Other Noteworthy Items for Investors

  • Major Growth in Overseas Markets: For the first time, overseas revenue exceeded domestic sales, highlighting Chery’s successful internationalization strategy and potential for further global growth.
  • R&D and Capital Spending: The company is investing aggressively in NEV and smart vehicle technologies, which may impact short-term margins but is expected to drive long-term value creation.
  • Labour Force: The Group’s workforce grew substantially to over 70,000 employees, reflecting ongoing expansion in capacity and R&D.
  • Stock Price Sensitivity: The large dividend payout, strong profit growth, and rapid NEV expansion are all positive share price catalysts. However, the sharp drop in operating cash flow, increased receivables, and margin pressure in NEVs are risks investors should monitor.
  • IPO Proceeds Deployment: The slow utilization of IPO proceeds may draw investor attention regarding the pace of Chery’s strategic investments.

Conclusion

Chery Automobile Co., Ltd. delivered another year of robust growth, with record revenues and profits, a strengthened global position, and substantial investments in NEV and smart vehicle technology. The Company’s ongoing transformation and internationalization, supported by a strong balance sheet and ample liquidity, position it well for future growth. However, investors should remain attentive to risks surrounding NEV profitability, cash flow volatility, and the execution of its ambitious expansion plans.
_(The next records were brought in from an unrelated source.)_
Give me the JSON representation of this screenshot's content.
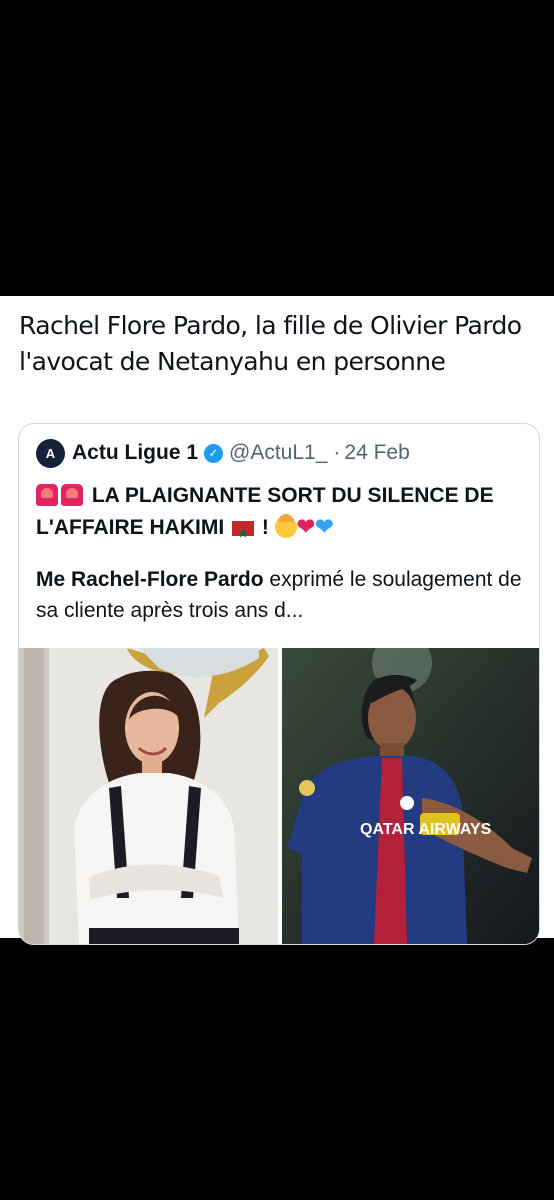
{
  "tweet": {
    "text": "Rachel Flore Pardo, la fille de Olivier Pardo l'avocat de Netanyahu en personne"
  },
  "quote": {
    "avatar": "A",
    "name": "Actu Ligue 1",
    "handle": "@ActuL1_",
    "separator": "·",
    "date": "24 Feb",
    "headline": "LA PLAIGNANTE SORT DU SILENCE DE L'AFFAIRE HAKIMI",
    "headline_suffix": " ! ",
    "body_bold": "Me Rachel-Flore Pardo",
    "body_rest": " exprimé le soulagement de sa cliente après trois ans d..."
  },
  "icons": {
    "siren": "police-car-light-icon",
    "flag": "morocco-flag-icon",
    "face": "exploding-head-icon",
    "heart_red": "red-heart-icon",
    "heart_blue": "blue-heart-icon",
    "verified": "verified-badge-icon"
  },
  "media_images": [
    {
      "description": "woman-portrait-photo"
    },
    {
      "description": "footballer-psg-photo",
      "jersey_text": "QATAR AIRWAYS"
    }
  ],
  "colors": {
    "background": "#000000",
    "card": "#ffffff",
    "text": "#0f1419",
    "secondary": "#536471",
    "verified": "#1d9bf0"
  }
}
Disclaimer: This article is prepared for informational purposes only and does not constitute investment advice. Investors are urged to consult their financial advisors and review the official financial statements and disclosures before making any investment decisions. The information is derived from the official annual report and may be subject to change or update.